Contrary to the belief that exceeding the recommended fluid quota results in fluid overload, it was uncommon in our study population. Despite exceeding the recommended fluid quota in a proportion of patients, fluid overload was seen only in 14 (12.1%) patients in the study population. Mild fluid overload as evidenced by facial puffiness was observed in 2 (3.6%) patients who received M+ 5% -7.5% deficit amount of fluid and 6 (24%) who received ≥M+ 7.5% deficit amount of fluid. Moderate to severe fluid overload (moderate to severe ascites, large pleural effusion and shortness of breath) was rare and observed in 6 out of 24 patients (5.2% of the total population) who received ≥M+ 7.5% deficit amount of fluid. Diuretic therapy was required in 6 (5.2%) patients to relieve symptoms of fluid overload.

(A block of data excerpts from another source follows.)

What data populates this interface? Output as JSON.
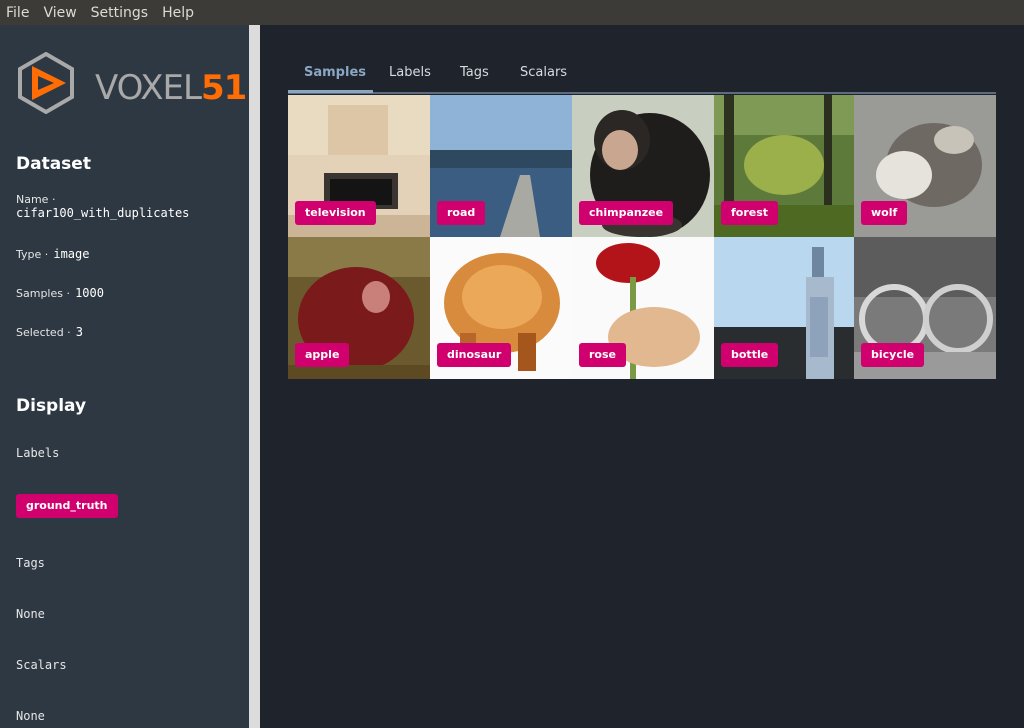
{
  "menubar": {
    "items": [
      "File",
      "View",
      "Settings",
      "Help"
    ]
  },
  "logo": {
    "voxel": "VOXEL",
    "num": "51"
  },
  "sidebar": {
    "dataset": {
      "title": "Dataset",
      "name_label": "Name ·",
      "name_value": "cifar100_with_duplicates",
      "type_label": "Type ·",
      "type_value": "image",
      "samples_label": "Samples ·",
      "samples_value": "1000",
      "selected_label": "Selected ·",
      "selected_value": "3"
    },
    "display": {
      "title": "Display",
      "labels_heading": "Labels",
      "label_chip": "ground_truth",
      "tags_heading": "Tags",
      "tags_value": "None",
      "scalars_heading": "Scalars",
      "scalars_value": "None"
    }
  },
  "tabs": [
    "Samples",
    "Labels",
    "Tags",
    "Scalars"
  ],
  "active_tab": "Samples",
  "samples": [
    {
      "label": "television",
      "selected": true
    },
    {
      "label": "road",
      "selected": false
    },
    {
      "label": "chimpanzee",
      "selected": true
    },
    {
      "label": "forest",
      "selected": false
    },
    {
      "label": "wolf",
      "selected": false
    },
    {
      "label": "apple",
      "selected": false
    },
    {
      "label": "dinosaur",
      "selected": true
    },
    {
      "label": "rose",
      "selected": false
    },
    {
      "label": "bottle",
      "selected": false
    },
    {
      "label": "bicycle",
      "selected": false
    }
  ],
  "colors": {
    "accent": "#d0006f",
    "selection": "#ff8a1f",
    "brand_orange": "#ff6d04",
    "sidebar": "#2e3843",
    "main_bg": "#1f242c"
  }
}
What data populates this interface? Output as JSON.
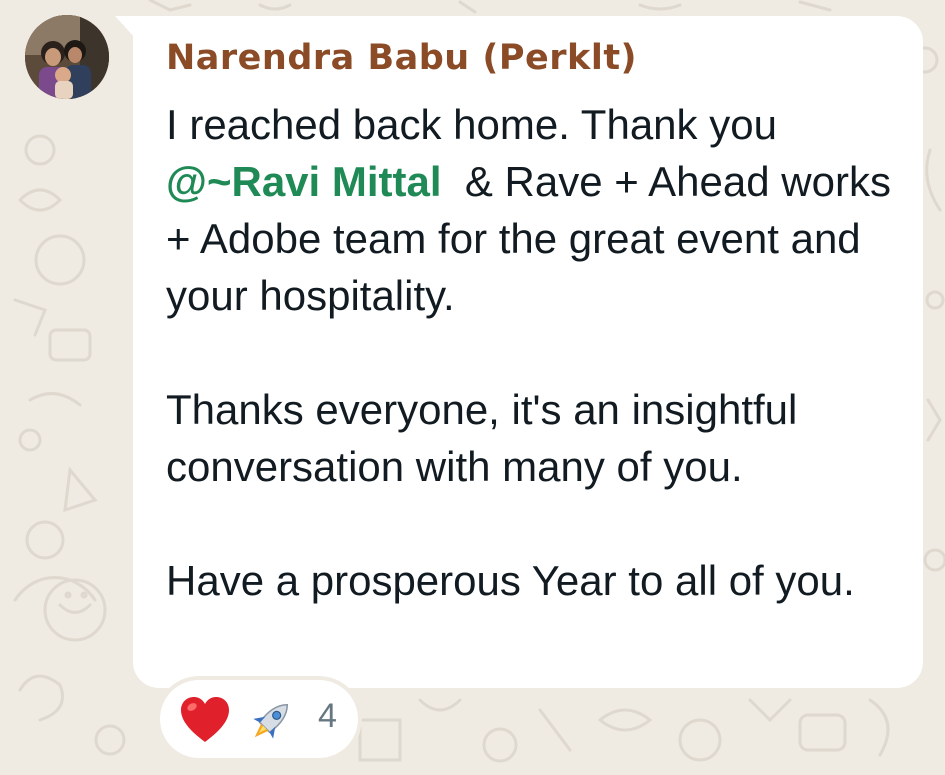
{
  "message": {
    "sender": "Narendra Babu (Perklt)",
    "paragraph1_before": "I reached back home. Thank you",
    "mention": "@~Ravi Mittal",
    "paragraph1_after": "& Rave + Ahead works + Adobe team for the great event and your hospitality.",
    "paragraph2": "Thanks everyone, it's an insightful conversation with many of you.",
    "paragraph3": "Have a prosperous Year to all of you."
  },
  "reactions": {
    "emojis": [
      "heart-icon",
      "rocket-icon"
    ],
    "count": "4"
  },
  "colors": {
    "sender": "#8a4b26",
    "mention": "#1f8a55",
    "background": "#efeae2",
    "bubble": "#ffffff"
  }
}
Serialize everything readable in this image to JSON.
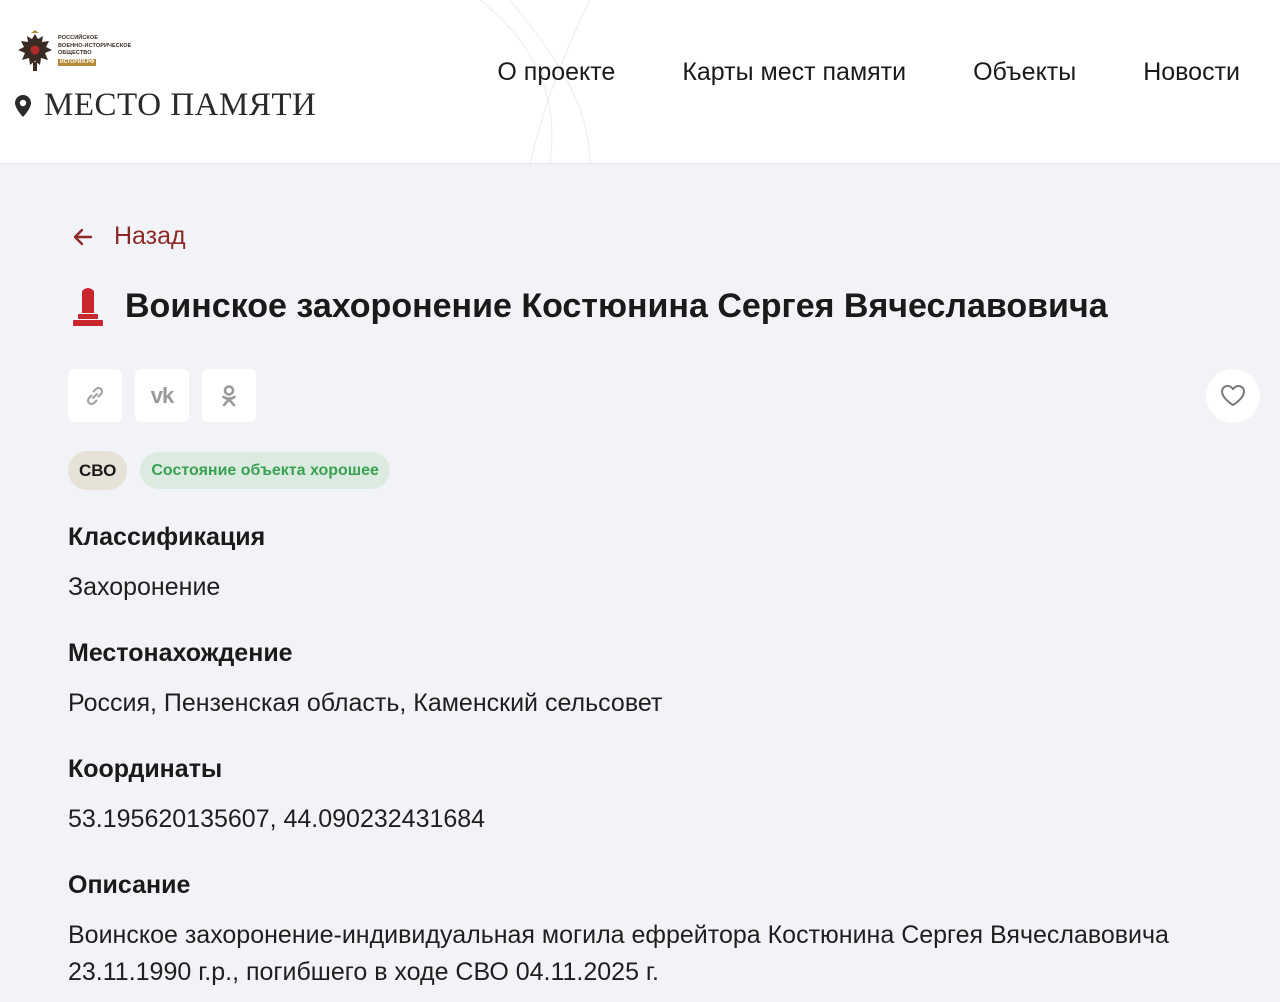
{
  "header": {
    "org_lines": [
      "РОССИЙСКОЕ",
      "ВОЕННО-ИСТОРИЧЕСКОЕ",
      "ОБЩЕСТВО"
    ],
    "org_badge": "ИСТОРИЯ.РФ",
    "site_title": "МЕСТО ПАМЯТИ",
    "nav": [
      "О проекте",
      "Карты мест памяти",
      "Объекты",
      "Новости"
    ]
  },
  "back": {
    "label": "Назад",
    "icon": "arrow-left-icon"
  },
  "object": {
    "title": "Воинское захоронение Костюнина Сергея Вячеславовича",
    "icon": "monument-icon",
    "share": [
      {
        "name": "copy-link",
        "icon": "link-icon"
      },
      {
        "name": "vk",
        "icon": "vk-icon",
        "text": "vk"
      },
      {
        "name": "odnoklassniki",
        "icon": "ok-icon"
      }
    ],
    "favorite_icon": "heart-icon",
    "badges": {
      "category": "СВО",
      "state": "Состояние объекта хорошее"
    },
    "fields": [
      {
        "label": "Классификация",
        "value": "Захоронение"
      },
      {
        "label": "Местонахождение",
        "value": "Россия, Пензенская область, Каменский сельсовет"
      },
      {
        "label": "Координаты",
        "value": "53.195620135607, 44.090232431684"
      },
      {
        "label": "Описание",
        "value": "Воинское захоронение-индивидуальная могила ефрейтора Костюнина Сергея Вячеславовича 23.11.1990 г.р., погибшего в ходе СВО 04.11.2025 г."
      }
    ]
  },
  "colors": {
    "accent": "#8b2a26",
    "monument": "#c8252c",
    "state_text": "#3aa153",
    "state_bg": "#dcebe0",
    "category_bg": "#e7e2d8",
    "page_bg": "#f2f3f6"
  }
}
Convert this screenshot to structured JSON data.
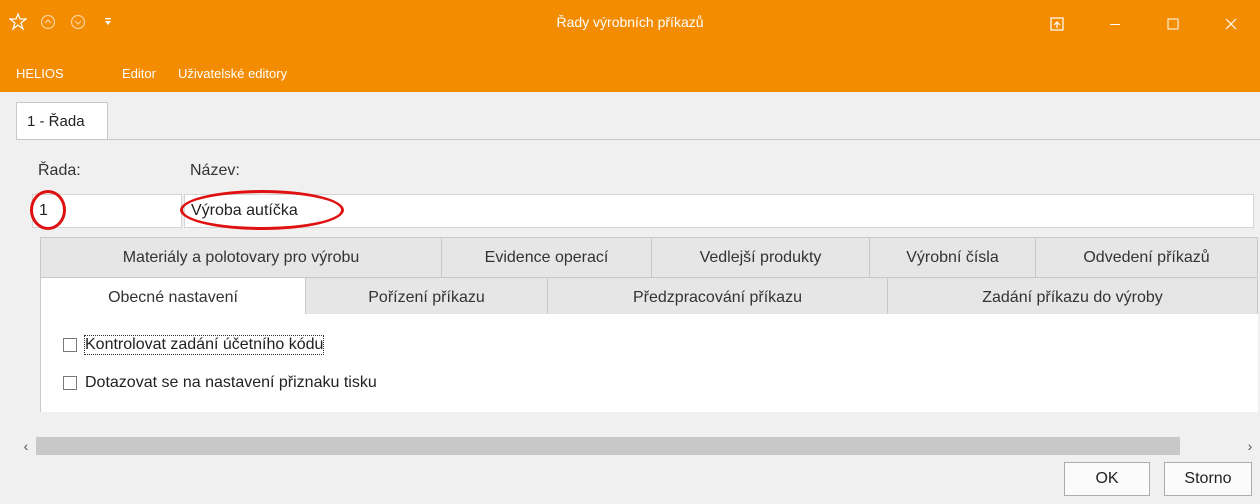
{
  "window": {
    "title": "Řady výrobních příkazů"
  },
  "menu": {
    "items": [
      "HELIOS",
      "Editor",
      "Uživatelské editory"
    ]
  },
  "doc_tab": {
    "label": "1 - Řada"
  },
  "form": {
    "rada_label": "Řada:",
    "rada_value": "1",
    "nazev_label": "Název:",
    "nazev_value": "Výroba autíčka"
  },
  "tabs": {
    "row1": [
      {
        "label": "Materiály a polotovary pro výrobu"
      },
      {
        "label": "Evidence operací"
      },
      {
        "label": "Vedlejší produkty"
      },
      {
        "label": "Výrobní čísla"
      },
      {
        "label": "Odvedení příkazů"
      }
    ],
    "row2": [
      {
        "label": "Obecné nastavení",
        "active": true
      },
      {
        "label": "Pořízení příkazu"
      },
      {
        "label": "Předzpracování příkazu"
      },
      {
        "label": "Zadání příkazu do výroby"
      }
    ]
  },
  "options": [
    {
      "label": "Kontrolovat zadání účetního kódu",
      "checked": false,
      "focused": true
    },
    {
      "label": "Dotazovat se na nastavení přiznaku tisku",
      "checked": false
    }
  ],
  "buttons": {
    "ok": "OK",
    "cancel": "Storno"
  },
  "colors": {
    "accent": "#f38c00",
    "annotation": "#e01010"
  }
}
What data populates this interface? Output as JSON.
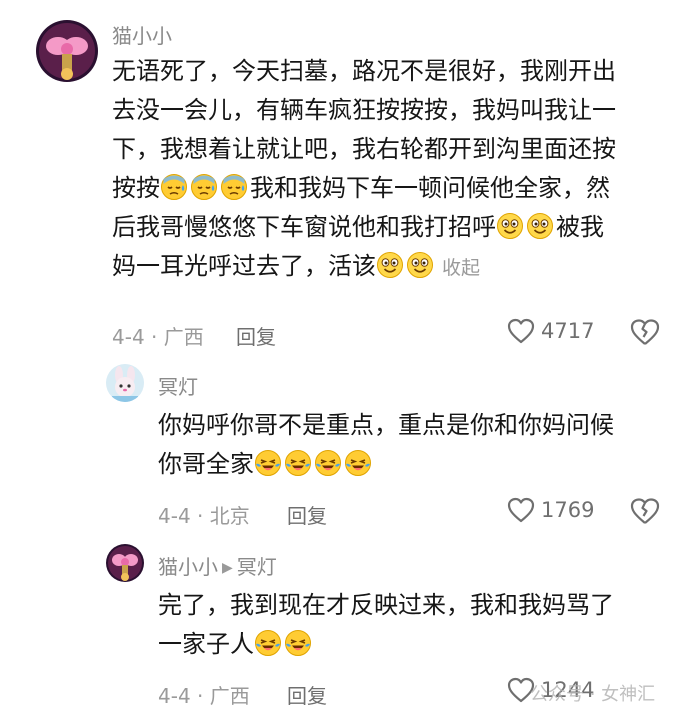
{
  "comments": [
    {
      "username": "猫小小",
      "paragraph": [
        {
          "t": "text",
          "v": "无语死了，今天扫墓，路况不是很好，我刚开出"
        },
        {
          "t": "br"
        },
        {
          "t": "text",
          "v": "去没一会儿，有辆车疯狂按按按，我妈叫我让一"
        },
        {
          "t": "br"
        },
        {
          "t": "text",
          "v": "下，我想着让就让吧，我右轮都开到沟里面还按"
        },
        {
          "t": "br"
        },
        {
          "t": "text",
          "v": "按按"
        },
        {
          "t": "emoji",
          "v": "sweat-face-emoji"
        },
        {
          "t": "emoji",
          "v": "sweat-face-emoji"
        },
        {
          "t": "emoji",
          "v": "sweat-face-emoji"
        },
        {
          "t": "text",
          "v": "我和我妈下车一顿问候他全家，然"
        },
        {
          "t": "br"
        },
        {
          "t": "text",
          "v": "后我哥慢悠悠下车窗说他和我打招呼"
        },
        {
          "t": "emoji",
          "v": "grin-face-emoji"
        },
        {
          "t": "emoji",
          "v": "grin-face-emoji"
        },
        {
          "t": "text",
          "v": "被我"
        },
        {
          "t": "br"
        },
        {
          "t": "text",
          "v": "妈一耳光呼过去了，活该"
        },
        {
          "t": "emoji",
          "v": "grin-face-emoji"
        },
        {
          "t": "emoji",
          "v": "grin-face-emoji"
        },
        {
          "t": "collapse",
          "v": "收起"
        }
      ],
      "date_location": "4-4 · 广西",
      "reply_label": "回复",
      "likes": "4717"
    },
    {
      "username": "冥灯",
      "paragraph": [
        {
          "t": "text",
          "v": "你妈呼你哥不是重点，重点是你和你妈问候"
        },
        {
          "t": "br"
        },
        {
          "t": "text",
          "v": "你哥全家"
        },
        {
          "t": "emoji",
          "v": "laugh-cry-emoji"
        },
        {
          "t": "emoji",
          "v": "laugh-cry-emoji"
        },
        {
          "t": "emoji",
          "v": "laugh-cry-emoji"
        },
        {
          "t": "emoji",
          "v": "laugh-cry-emoji"
        }
      ],
      "date_location": "4-4 · 北京",
      "reply_label": "回复",
      "likes": "1769"
    },
    {
      "username": "猫小小",
      "reply_to": "冥灯",
      "paragraph": [
        {
          "t": "text",
          "v": "完了，我到现在才反映过来，我和我妈骂了"
        },
        {
          "t": "br"
        },
        {
          "t": "text",
          "v": "一家子人"
        },
        {
          "t": "emoji",
          "v": "laugh-cry-emoji"
        },
        {
          "t": "emoji",
          "v": "laugh-cry-emoji"
        }
      ],
      "date_location": "4-4 · 广西",
      "reply_label": "回复",
      "likes": "1244"
    }
  ],
  "watermark": "公众号 · 女神汇",
  "colors": {
    "accent_pink": "#e86aa8",
    "muted_text": "#9a9a9a",
    "emoji_yellow": "#ffcc33"
  }
}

This study is a single centre experience in management of DHF. The management of DHF could vary between units and it is important to have a multicentre study to understand the patterns of fluid therapy prior to generalising the data. The observational nature of the study poses limitations on predicting causality and a prospective randomised controlled trial on different fluid regimens would be useful in this aspect to improve existing guidelines. Any observer bias that could occur due to investigators being involved in patient management was minimised by data collection and analysis done by researchers external to the treatment team. Also, dengue serology and/or NS1 antigen testing was not performed in all patients and this is a minor drawback in the study. A further limitation of the study was not excluding malaria in the study population by specific investigations. However, malaria has been eradicated from Sri Lanka and few exported cases are detected in the country.

Conclusions

This study has shown that fluid requirement during the critical stage of DHF is highly variable and majority of patients require fluid in excess of the currently recommended M + 5% deficit to maintain the clinical parameters. Patients requiring fluid in excess of ≥M+ 7.5% deficit represented a group with more severe fluid extravasation as evidenced by haemodynamic instability and more severe disease. Clinically significant fluid overload and the need for diuretic therapy are infrequent in adult DHF patients but clinicians need to be cautious when exceeding fluid amount beyond M+ 7.5% deficit. The rate of infusion should be increased instead of giving fluid boluses in patients with reduced urine output in the absence of hypovolaemia. However, restricting the amount of fluid in fear of fluid overload may lead to impaired organ perfusion and tissue hypoxia.